Aquellos días en Jerez de los Caballeros, Lamy y yo tuvimos ocasión de seguir hablando del tema. No dejaba de ser una extraña casualidad que san Juan Bautista apareciera una y otra vez en nuestras sobremesas. Los templarios profesaban auténtica veneración al Bautista, decía. Le dedicaron infinidad de iglesias y capillas en toda Europa y se beneficiaron del símbolo que lo relacionaba con Cristo: el cordero. El
Agnus Dei
que porta Juan en la iconografía cristiana aparece a menudo en las claves de bóveda de sus construcciones o en su imaginaría.

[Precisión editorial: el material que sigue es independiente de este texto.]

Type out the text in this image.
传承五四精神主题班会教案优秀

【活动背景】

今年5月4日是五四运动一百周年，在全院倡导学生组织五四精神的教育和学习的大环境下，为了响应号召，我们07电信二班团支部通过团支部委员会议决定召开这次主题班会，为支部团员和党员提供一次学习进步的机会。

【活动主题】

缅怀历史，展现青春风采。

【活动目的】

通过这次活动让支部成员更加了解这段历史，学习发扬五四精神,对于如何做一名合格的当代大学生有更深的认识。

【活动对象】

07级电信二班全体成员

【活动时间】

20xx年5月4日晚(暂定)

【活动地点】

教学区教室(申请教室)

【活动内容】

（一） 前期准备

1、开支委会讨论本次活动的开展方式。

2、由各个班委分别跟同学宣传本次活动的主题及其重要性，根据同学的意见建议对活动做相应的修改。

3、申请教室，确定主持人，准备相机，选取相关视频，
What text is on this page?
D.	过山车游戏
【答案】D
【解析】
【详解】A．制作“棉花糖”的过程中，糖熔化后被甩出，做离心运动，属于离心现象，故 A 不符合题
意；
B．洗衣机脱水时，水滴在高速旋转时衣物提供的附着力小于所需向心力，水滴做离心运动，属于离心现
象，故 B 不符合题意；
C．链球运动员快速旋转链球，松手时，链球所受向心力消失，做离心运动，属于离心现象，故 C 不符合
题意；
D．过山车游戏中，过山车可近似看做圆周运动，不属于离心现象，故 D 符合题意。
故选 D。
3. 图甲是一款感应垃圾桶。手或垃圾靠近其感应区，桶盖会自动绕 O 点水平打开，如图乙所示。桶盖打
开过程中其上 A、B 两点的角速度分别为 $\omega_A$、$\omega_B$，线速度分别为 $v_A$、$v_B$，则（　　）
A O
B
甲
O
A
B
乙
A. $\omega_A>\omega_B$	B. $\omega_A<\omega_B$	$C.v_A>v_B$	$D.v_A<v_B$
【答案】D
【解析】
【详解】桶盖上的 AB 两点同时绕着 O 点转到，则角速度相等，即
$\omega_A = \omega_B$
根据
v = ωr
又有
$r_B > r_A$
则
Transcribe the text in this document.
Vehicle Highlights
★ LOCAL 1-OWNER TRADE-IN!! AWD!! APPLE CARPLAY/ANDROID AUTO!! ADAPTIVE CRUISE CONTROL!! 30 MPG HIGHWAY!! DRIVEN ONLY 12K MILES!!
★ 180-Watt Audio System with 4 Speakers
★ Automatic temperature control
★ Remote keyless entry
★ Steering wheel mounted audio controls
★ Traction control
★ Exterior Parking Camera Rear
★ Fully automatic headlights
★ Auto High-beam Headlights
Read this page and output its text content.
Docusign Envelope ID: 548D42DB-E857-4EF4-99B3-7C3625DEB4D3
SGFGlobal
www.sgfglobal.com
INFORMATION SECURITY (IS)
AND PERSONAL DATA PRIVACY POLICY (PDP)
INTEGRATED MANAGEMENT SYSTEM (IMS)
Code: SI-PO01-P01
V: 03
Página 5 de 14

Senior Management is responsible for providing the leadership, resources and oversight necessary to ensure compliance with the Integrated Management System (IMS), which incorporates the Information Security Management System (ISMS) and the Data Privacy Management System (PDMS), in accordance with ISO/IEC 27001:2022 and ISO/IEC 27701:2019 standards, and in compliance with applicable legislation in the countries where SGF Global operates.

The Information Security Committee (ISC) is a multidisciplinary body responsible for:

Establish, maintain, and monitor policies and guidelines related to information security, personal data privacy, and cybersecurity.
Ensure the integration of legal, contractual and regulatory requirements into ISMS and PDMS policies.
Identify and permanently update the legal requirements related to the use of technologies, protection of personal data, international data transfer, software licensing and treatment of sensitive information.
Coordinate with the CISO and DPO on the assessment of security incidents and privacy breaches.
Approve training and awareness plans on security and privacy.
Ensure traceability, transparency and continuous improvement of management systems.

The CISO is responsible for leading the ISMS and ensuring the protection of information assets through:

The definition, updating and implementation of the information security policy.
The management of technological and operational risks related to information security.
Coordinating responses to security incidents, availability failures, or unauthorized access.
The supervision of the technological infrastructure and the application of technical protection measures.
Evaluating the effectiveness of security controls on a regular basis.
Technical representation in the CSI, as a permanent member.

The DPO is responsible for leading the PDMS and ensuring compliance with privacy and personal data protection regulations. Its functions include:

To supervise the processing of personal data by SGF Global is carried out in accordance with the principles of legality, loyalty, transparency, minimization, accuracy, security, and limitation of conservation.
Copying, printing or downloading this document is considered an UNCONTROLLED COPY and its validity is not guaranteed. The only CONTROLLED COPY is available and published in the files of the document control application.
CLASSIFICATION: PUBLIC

—Y los templarios, te recuerdo, terminaron acusados de herejía por venerar, entre otras cosas, a una misteriosa cabeza momificada de largas barbas —dijo Lamy enigmático—. La llamaban Baphomet. Y según el Acta de Acusación a los miembros del Temple de 1307, la adoraban en sus Capítulos como si fuera el Salvador.
¿Baphomet?. ¿Qué clase de nombre era ése?.
—Baphomet es una palabra extraña —admitió—. Algunos creen que deriva de las palabras griegas
baphé
(bautismo) y
meteos
(iniciación), dado que la mostraban sólo a caballeros de cierto grado, en ceremonias de ascenso o de iniciación; otros, en cambio creen que se refiere al profeta Mahoma, ya que los templarios fueron acusados de mantener buenas relaciones con los infieles. Pero, en realidad, nadie lo sabe.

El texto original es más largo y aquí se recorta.